Despite an assumption in the legal system that innocent people can generate accurate alibis, little research has examined the process of alibi generation. The current study examined this process with respect to three theoretical reasons why innocent suspects may fail to generate convincing alibis: they may lack the necessary memory, generate mistaken alibis, and generate weak or uncorroborable alibis. Undergraduates (N=255) were asked to report four initial alibis – each for a different time – along with corroborating physical and person evidence. Participants attempted to corroborate that evidence before returning 48 hours later. Upon return, participants reported their investigated alibis for the same four time periods. Results indicated that, despite participants' willingness to generate initial alibis, a substantial proportion of these alibis (36%) were mistaken, requiring either a change in narrative or a change in corroborating evidence. The majority of investigated alibis relied on evidence that evaluators would consider weak. Distant-past alibis were more likely to be mistaken than near-past alibis. Results indicate that innocent alibi providers may find convincing alibis difficult to generate, and we explain these results within a quantity–accuracy trade-off framework.

Notes

1. The large amount of variability in the distant-past condition is due to our desire to keep the date of the time period for which participants had to account constant. Thus, participants who participated later in the study had a longer time delay than participants who participated earlier in the study. Because this would confound time delay in the distant past with participants if we examined differences in latency among distant-past alibis (i.e. participants who signed up later in the semester may have differed from participants who signed up earlier in the semester), we examined latency by simply comparing near-past alibis with distant-past alibis, which is a non-confounded comparison due to the within-subjects design.

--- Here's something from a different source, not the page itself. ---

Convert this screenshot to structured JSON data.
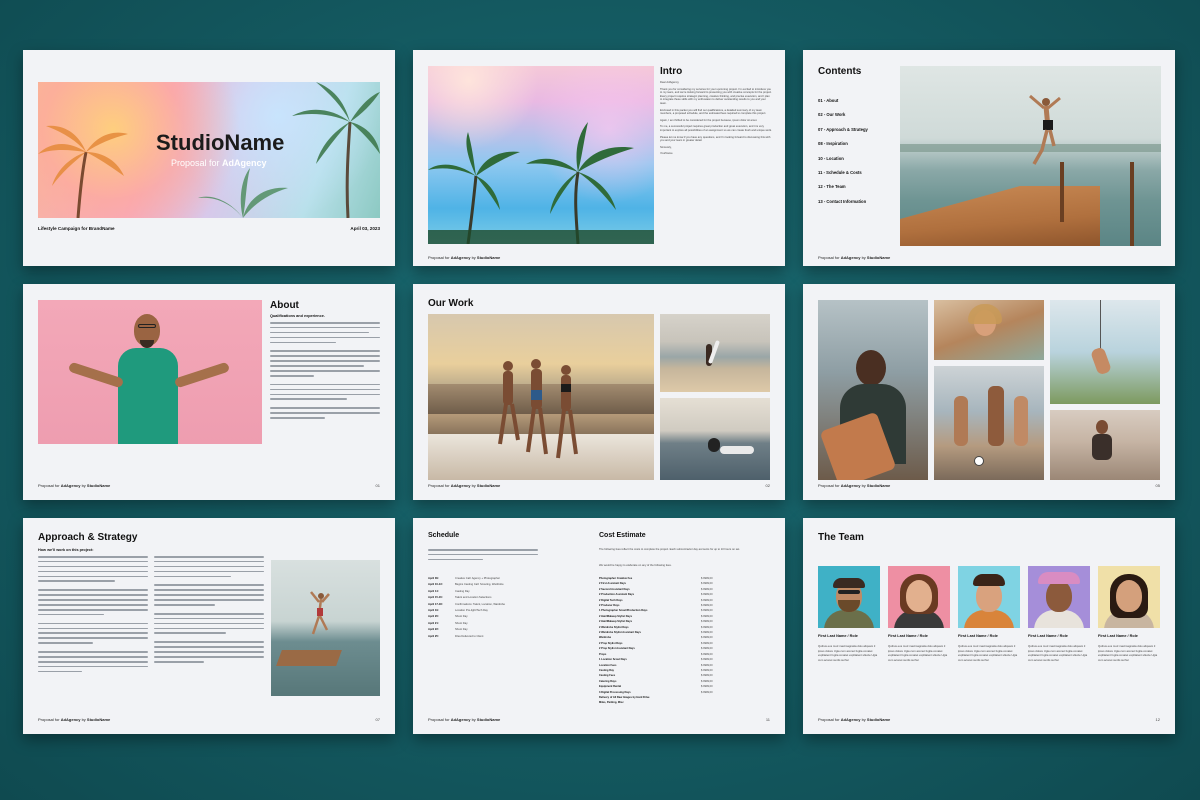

2. This very likely overestimates the actual accuracy rate of alibis, but is consistent with our overall ‘best case scenario’ treatment of alibis.

3. The percentages equal more than 16.4% because some alibis grew weaker due to a loss of both person and physical evidence.

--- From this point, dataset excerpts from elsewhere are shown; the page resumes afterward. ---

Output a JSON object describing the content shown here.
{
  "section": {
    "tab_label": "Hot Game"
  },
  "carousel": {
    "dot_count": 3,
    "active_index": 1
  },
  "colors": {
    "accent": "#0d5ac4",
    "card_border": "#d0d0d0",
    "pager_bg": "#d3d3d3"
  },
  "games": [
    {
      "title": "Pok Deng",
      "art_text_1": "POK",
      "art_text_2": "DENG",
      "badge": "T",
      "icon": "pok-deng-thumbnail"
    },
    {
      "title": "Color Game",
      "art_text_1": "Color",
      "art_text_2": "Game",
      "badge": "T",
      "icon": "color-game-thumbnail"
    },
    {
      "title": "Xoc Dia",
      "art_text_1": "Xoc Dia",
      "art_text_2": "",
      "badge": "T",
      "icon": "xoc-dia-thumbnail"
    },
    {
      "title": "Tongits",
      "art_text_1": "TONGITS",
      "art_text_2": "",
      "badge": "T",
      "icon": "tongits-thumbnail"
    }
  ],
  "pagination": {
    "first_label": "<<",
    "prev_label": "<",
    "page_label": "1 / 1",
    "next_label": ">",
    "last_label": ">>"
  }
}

4. It is likely, however, that college students are less aware than actual investigators of the types of strong physical evidence that could exist to support their alibis. For example, students may not realize just how often they are captured on videotape.

5. It should be noted that if the reader is interested in the alibis provided by people who are able to consult external sources, we do have data that speak to that issue – our participants' investigated alibis are, essentially, their alibis after having consulted such sources (see ).